Sábado 20 de septiembre de 2025
Cáustico.
Los millenials más jóvenes, y sobre todo los zetas, los influencers, tiktokers eta abar, bastantes de ellos al menos, tienen una ideología común que es la empanada mental.
Sólo hablo de aquéllos que expresan sus ideas públicamente y de forma repetitiva y que en su derecho están. Y yo de argumentar en su contra. Culpan de su poca calidad de vida a los boomers. Me detengo aquí para remarcar que estas subespecies que son tan vagas que tienen que copiar palabras del inglés yanki para definirse. Dicho lo cual, su principal malestar se lo causa la generación de sus padres, que han vivido y viven mucho mejor de lo que ellos viven y vivirán.
A los Boomers nos pilló una época cojonuda en la cual los trabajos abundaban como la miel en el paraíso, te pagaban lo que querías, entrabas y salías del curro cuando querías y los contratos eran hasta que la obsolescencia nos separara. Ahora, retirados de la utilidad pública, cobramos verdaderas fortunas que no pagan impuestos (sic ) lo que provoca que a ellos les paguen una miseria, acumulamos viviendas de lujo pagadas a precio de derribo con hipotecas rápidas y por ello no disponen de viviendas libres ni alquileres asequibles.
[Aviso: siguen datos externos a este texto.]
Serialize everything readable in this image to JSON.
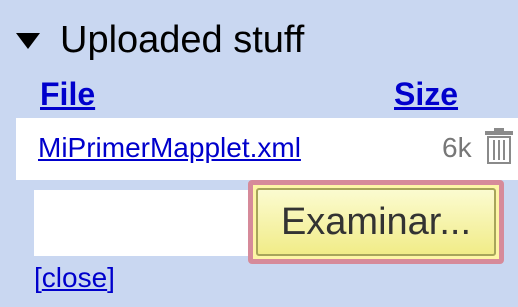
{
  "panel": {
    "title": "Uploaded stuff",
    "columns": {
      "file": "File",
      "size": "Size"
    },
    "files": [
      {
        "name": "MiPrimerMapplet.xml",
        "size": "6k"
      }
    ],
    "upload": {
      "browse_label": "Examinar...",
      "input_value": ""
    },
    "close": {
      "open_bracket": "[",
      "label": "close",
      "close_bracket": "]"
    }
  },
  "icons": {
    "collapse": "triangle-down-icon",
    "delete": "trash-icon"
  },
  "colors": {
    "panel_background": "#c9d7f1",
    "link": "#0000cc",
    "button_fill": "#fdf5a6",
    "button_focus_border": "#d68a9a"
  }
}
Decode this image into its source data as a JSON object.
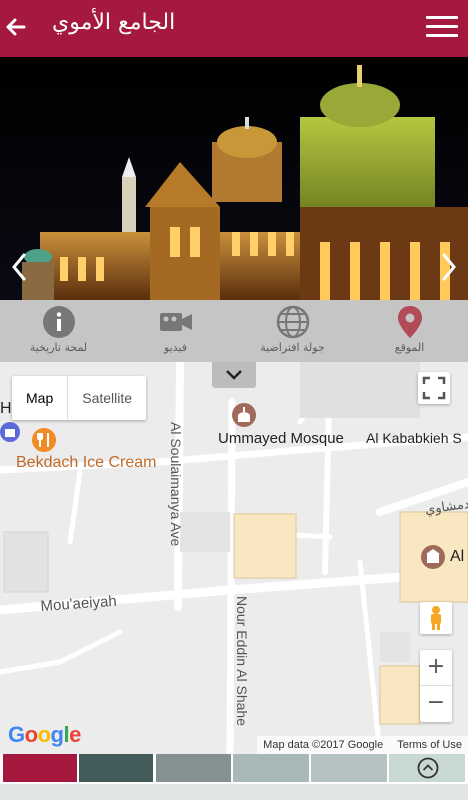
{
  "header": {
    "title": "الجامع الأموي",
    "back_icon": "back-arrow-icon",
    "menu_icon": "hamburger-menu-icon",
    "color": "#a4193d"
  },
  "hero": {
    "prev_icon": "chevron-left-icon",
    "next_icon": "chevron-right-icon"
  },
  "actions": [
    {
      "label": "لمحة تاريخية",
      "icon": "info-icon"
    },
    {
      "label": "فيديو",
      "icon": "video-camera-icon"
    },
    {
      "label": "جولة افتراضية",
      "icon": "globe-icon"
    },
    {
      "label": "الموقع",
      "icon": "map-pin-icon",
      "color": "#b24a57"
    }
  ],
  "map": {
    "type_map": "Map",
    "type_satellite": "Satellite",
    "labels": {
      "mosque": "Ummayed Mosque",
      "street_kabakbieh": "Al Kababkieh S",
      "ice_cream": "Bekdach Ice Cream",
      "soulaimanya": "Al Soulaimanya Ave",
      "mouaeiyah": "Mou'aeiyah",
      "nour_eddin": "Nour Eddin Al Shahe",
      "arabic_street": "دمشاوي",
      "al_partial": "Al",
      "h_partial": "H"
    },
    "attribution": "Map data ©2017 Google",
    "terms": "Terms of Use",
    "logo": "Google",
    "zoom_in": "+",
    "zoom_out": "−"
  },
  "footer": {
    "swatches": [
      "#a4193d",
      "#435b5b",
      "#859191",
      "#a8b8b8",
      "#b4c2c2",
      "#c8d8d4"
    ],
    "up_icon": "chevron-up-circle-icon"
  }
}
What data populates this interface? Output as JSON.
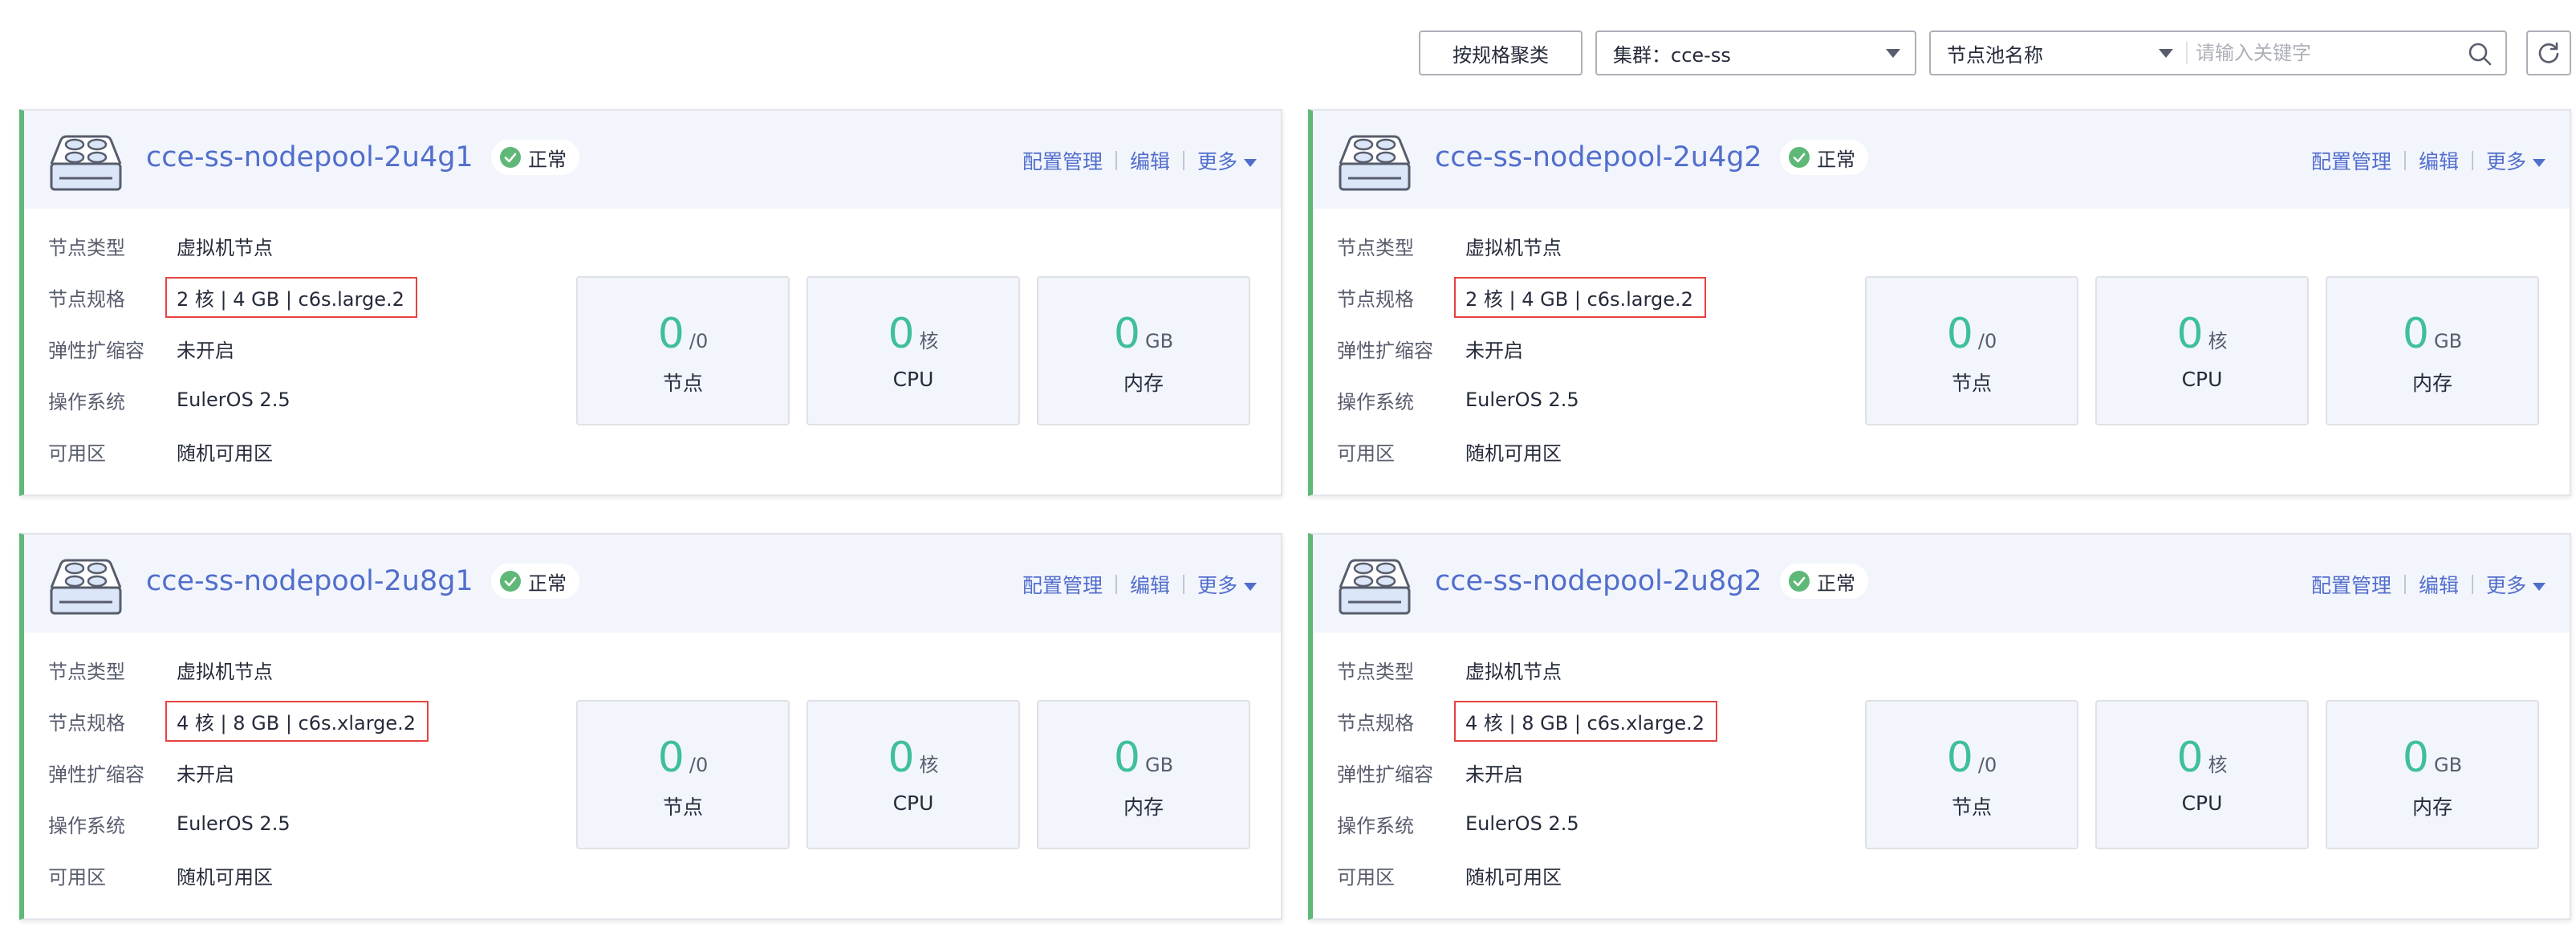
{
  "toolbar": {
    "group_by_spec": "按规格聚类",
    "cluster_select": "集群：cce-ss",
    "filter_field": "节点池名称",
    "search_placeholder": "请输入关键字"
  },
  "labels": {
    "node_type": "节点类型",
    "node_spec": "节点规格",
    "autoscaling": "弹性扩缩容",
    "os": "操作系统",
    "az": "可用区",
    "nodes": "节点",
    "cpu": "CPU",
    "memory": "内存",
    "config_mgmt": "配置管理",
    "edit": "编辑",
    "more": "更多"
  },
  "colors": {
    "accent": "#526ecc",
    "ok": "#5fb878",
    "metric": "#3fbf9b",
    "highlight": "#e64340"
  },
  "nodepools": [
    {
      "name": "cce-ss-nodepool-2u4g1",
      "status": "正常",
      "node_type": "虚拟机节点",
      "spec": "2 核 | 4 GB | c6s.large.2",
      "autoscaling": "未开启",
      "os": "EulerOS 2.5",
      "az": "随机可用区",
      "nodes_value": "0",
      "nodes_unit": "/0",
      "cpu_value": "0",
      "cpu_unit": "核",
      "mem_value": "0",
      "mem_unit": "GB"
    },
    {
      "name": "cce-ss-nodepool-2u4g2",
      "status": "正常",
      "node_type": "虚拟机节点",
      "spec": "2 核 | 4 GB | c6s.large.2",
      "autoscaling": "未开启",
      "os": "EulerOS 2.5",
      "az": "随机可用区",
      "nodes_value": "0",
      "nodes_unit": "/0",
      "cpu_value": "0",
      "cpu_unit": "核",
      "mem_value": "0",
      "mem_unit": "GB"
    },
    {
      "name": "cce-ss-nodepool-2u8g1",
      "status": "正常",
      "node_type": "虚拟机节点",
      "spec": "4 核 | 8 GB | c6s.xlarge.2",
      "autoscaling": "未开启",
      "os": "EulerOS 2.5",
      "az": "随机可用区",
      "nodes_value": "0",
      "nodes_unit": "/0",
      "cpu_value": "0",
      "cpu_unit": "核",
      "mem_value": "0",
      "mem_unit": "GB"
    },
    {
      "name": "cce-ss-nodepool-2u8g2",
      "status": "正常",
      "node_type": "虚拟机节点",
      "spec": "4 核 | 8 GB | c6s.xlarge.2",
      "autoscaling": "未开启",
      "os": "EulerOS 2.5",
      "az": "随机可用区",
      "nodes_value": "0",
      "nodes_unit": "/0",
      "cpu_value": "0",
      "cpu_unit": "核",
      "mem_value": "0",
      "mem_unit": "GB"
    }
  ]
}
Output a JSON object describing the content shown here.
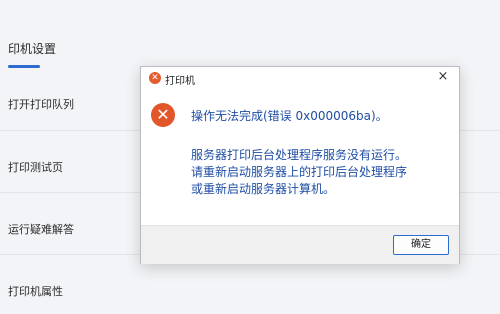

O sea, desean para nosotros lo mismo que Israel a los palestinos o Trump a cualquiera que no le guste. Susto o muerte. Esos cansados prematuros, disecados mentales terminarán por desaparecer afortunadamente porque no se reproducen. Realizan el acto sexual frecuentemente y sin darle mayor importancia o eso dicen, pero tienen tal cacao por la presión de acertar con su identidad de género que no disfrutan por su tormenta intelectual interior. Y tienen gatos porque los perros les dan más trabajo pero éstos a su vez son menos cansinos y más baratos de mantener que los niños pequeños. A los boomers los niños nos los criaban las doncellas.
Eso les lleva a subcontratar la reproducción a la inmigración para poder dedicarse a viajar, hacerse selfies e intercambiar novedades de mecánica cuántica en X. Además la inmigración les es bastante útil para que les atiendan en los bares o les lleven a casa en bicicleta la cena porque llueve y ellos están agotados por la explotación capitalista. Como se puede apreciar exagero un poco con la cosa porque yo también soy libre de pensar lo que me dé la gana y describir a los tontos del culo tal y como como les veo.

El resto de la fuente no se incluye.